Obama didn't simply come out swinging. He also made the single most persuasive case for government intervention in decades in the final section of his speech. He put an end to the Reagan era dogma that America's biggest foe is government itself. With this speech, Obama has begun to fulfill the promise of his presidency. Obama, you could say, found his sea legs. He's ushering in a fundamental philosophical shift that could set the stage for several decades of a revived and modern liberal movement, while the right spins off into noisy irrelevance.

Obama's references to Ted Kennedy were moving, but he made it abundantly clear that he wasn't simply pursuing an old-time liberal vision of big government as an end in itself. Instead, Obama explained that there are times in America's history when the free market has failed. To avoid a catastrophic failure today he had to intervene at the outset of his presidency to bail out the economy. Recall that both the Republican right and progressives chastised Obama then for either doing too much or not enough. They were wrong. The economy stabilized -- and Obama gets the credit for making the right call.

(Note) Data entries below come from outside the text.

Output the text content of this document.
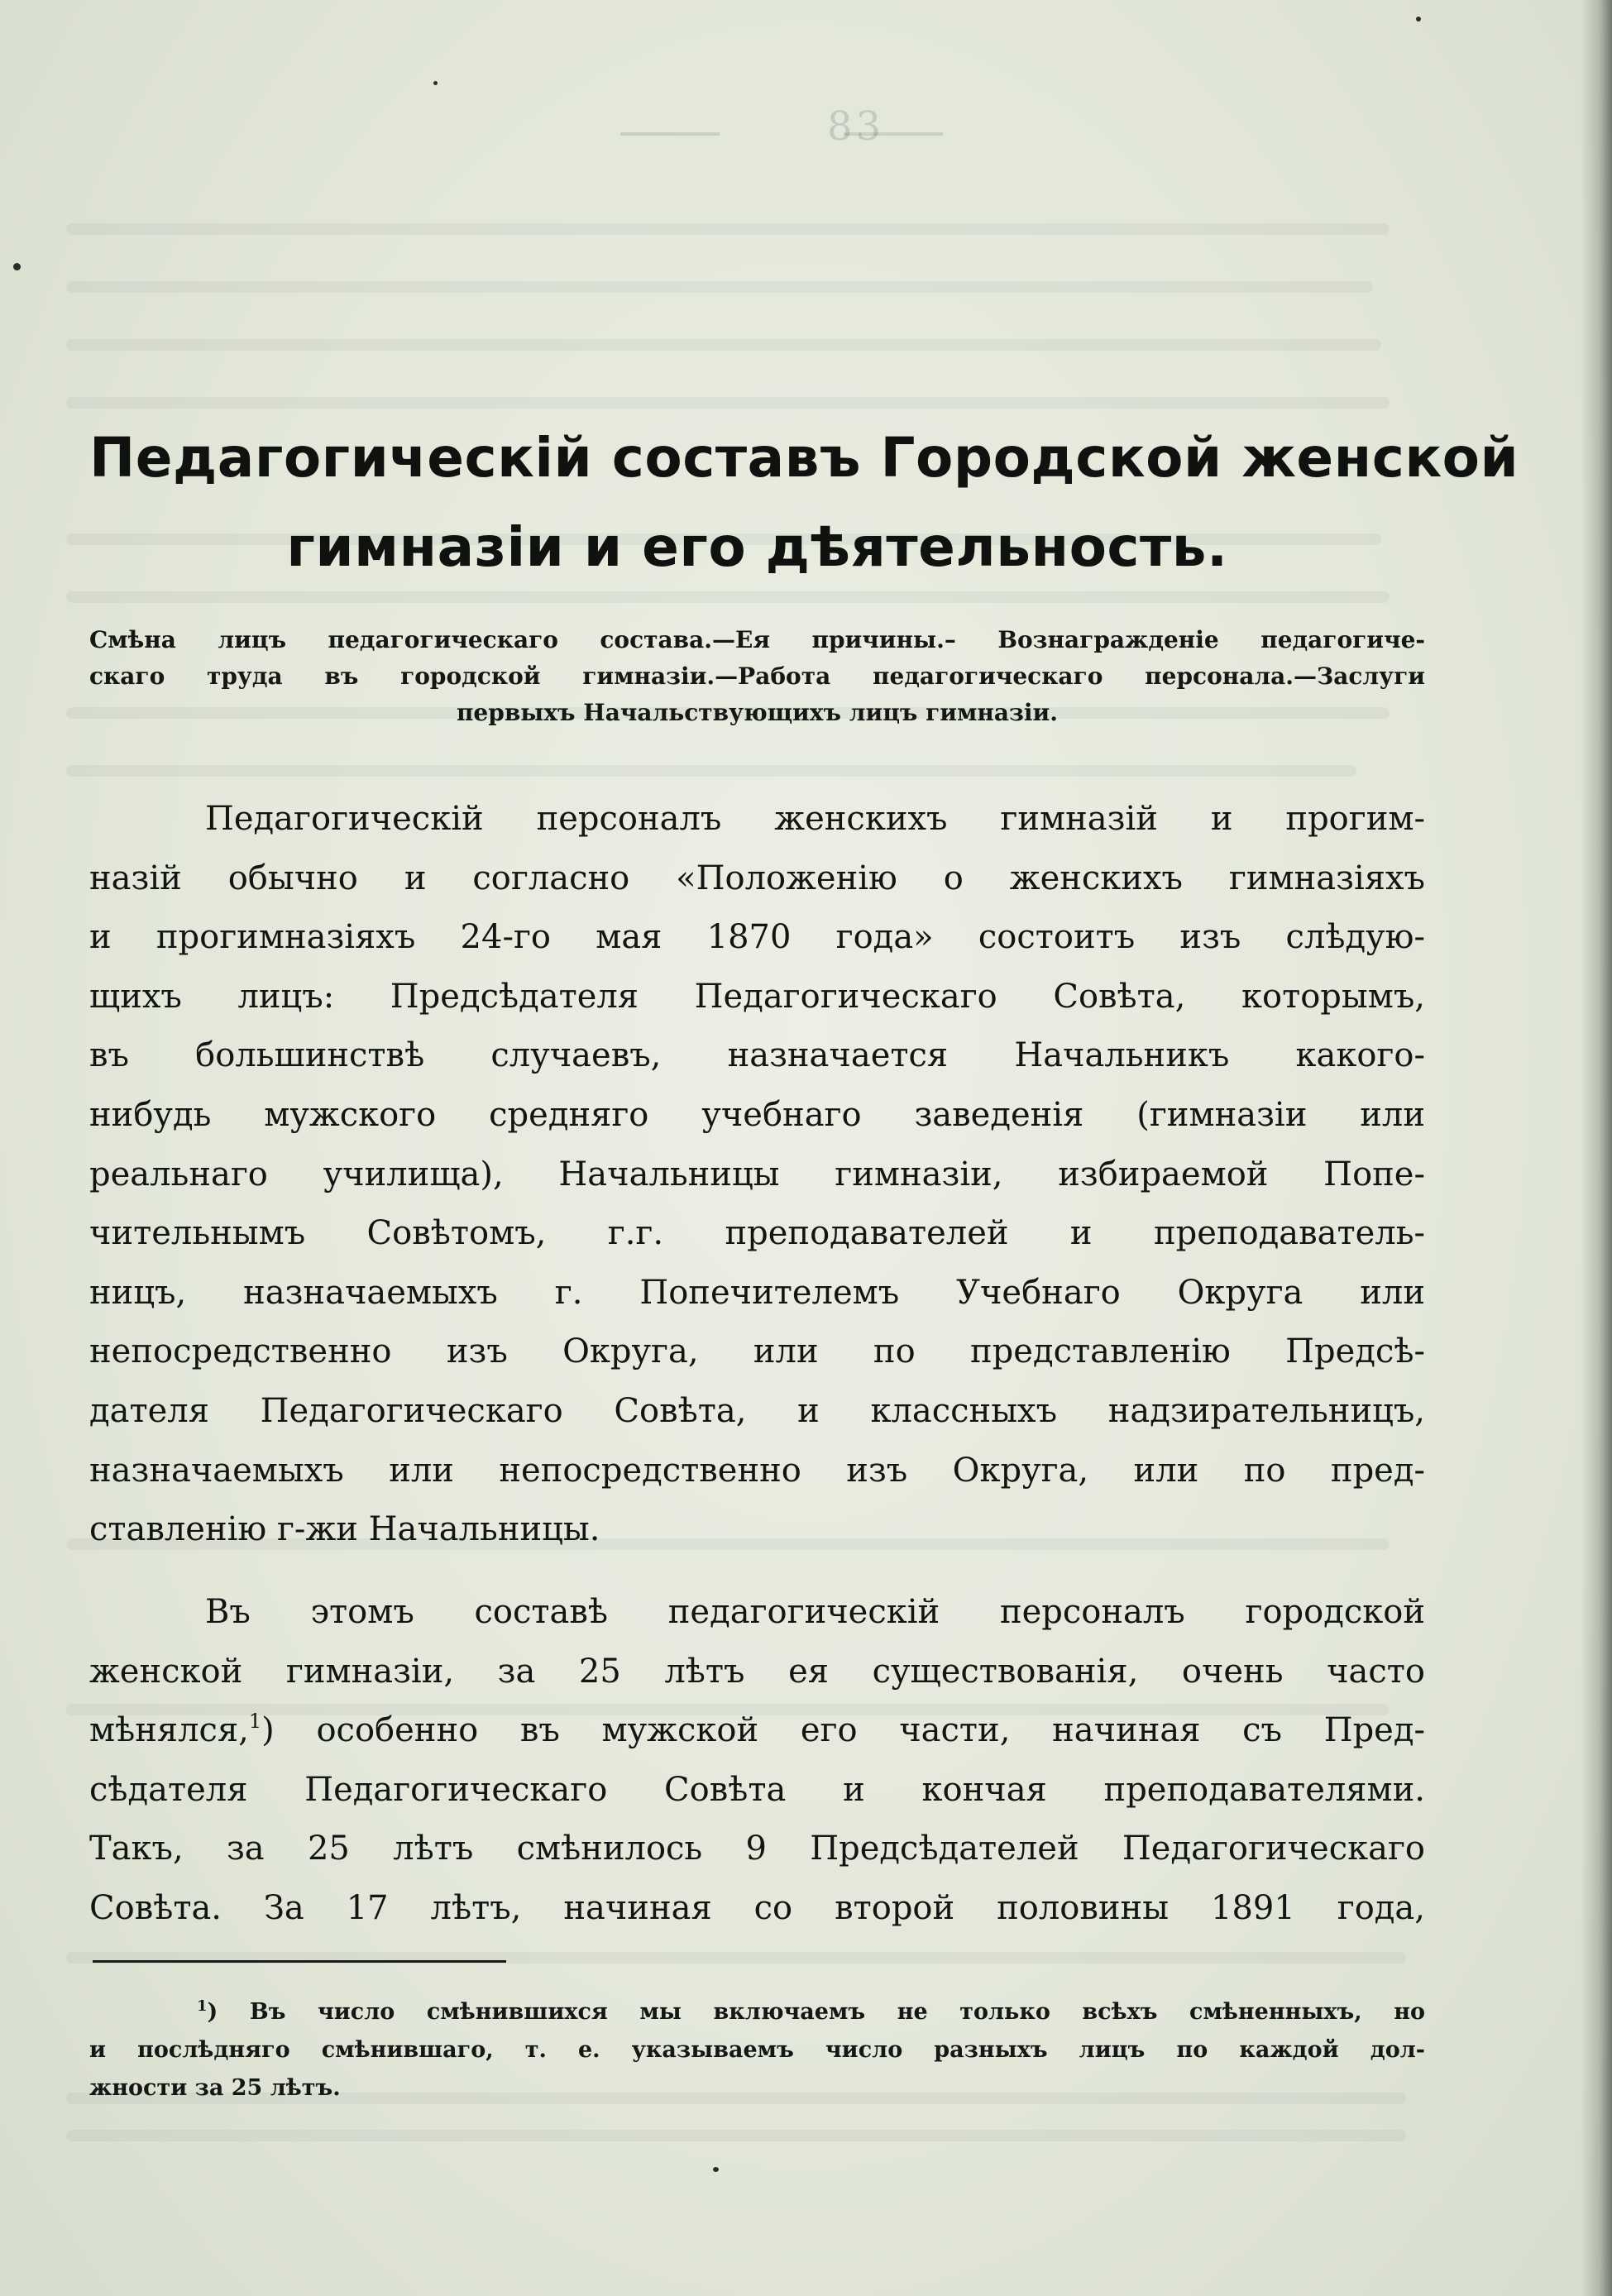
83
Педагогическій составъ Городской женской
гимназіи и его дѣятельность.
Смѣна лицъ педагогическаго состава.—Ея причины.– Вознагражденіе педагогиче-
скаго труда въ городской гимназіи.—Работа педагогическаго персонала.—Заслуги
первыхъ Начальствующихъ лицъ гимназіи.
Педагогическій персоналъ женскихъ гимназій и прогим-
назій обычно и согласно «Положенію о женскихъ гимназіяхъ
и прогимназіяхъ 24-го мая 1870 года» состоитъ изъ слѣдую-
щихъ лицъ: Предсѣдателя Педагогическаго Совѣта, которымъ,
въ большинствѣ случаевъ, назначается Начальникъ какого-
нибудь мужского средняго учебнаго заведенія (гимназіи или
реальнаго училища), Начальницы гимназіи, избираемой Попе-
чительнымъ Совѣтомъ, г.г. преподавателей и преподаватель-
ницъ, назначаемыхъ г. Попечителемъ Учебнаго Округа или
непосредственно изъ Округа, или по представленію Предсѣ-
дателя Педагогическаго Совѣта, и классныхъ надзирательницъ,
назначаемыхъ или непосредственно изъ Округа, или по пред-
ставленію г-жи Начальницы.
Въ этомъ составѣ педагогическій персоналъ городской
женской гимназіи, за 25 лѣтъ ея существованія, очень часто
мѣнялся,$^1$) особенно въ мужской его части, начиная съ Пред-
сѣдателя Педагогическаго Совѣта и кончая преподавателями.
Такъ, за 25 лѣтъ смѣнилось 9 Предсѣдателей Педагогическаго
Совѣта. За 17 лѣтъ, начиная со второй половины 1891 года,
$^1$) Въ число смѣнившихся мы включаемъ не только всѣхъ смѣненныхъ, но
и послѣдняго смѣнившаго, т. е. указываемъ число разныхъ лицъ по каждой дол-
жности за 25 лѣтъ.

Wednesday night Obama struck the proper balance again. He made it clear that he isn't talking about radical measures like putting the insurance companies out of business and scorned the canard that he's setting up death panels to be administered by bureaucrats. His speech was soaring in its aspirations, but modest in its proposals.

This fall he will celebrate the biggest victory of his presidency when Congress passes a health care bill. It could well be the first of many. If Obama continues on this path, he will not go down in history as a good president, but as a great one.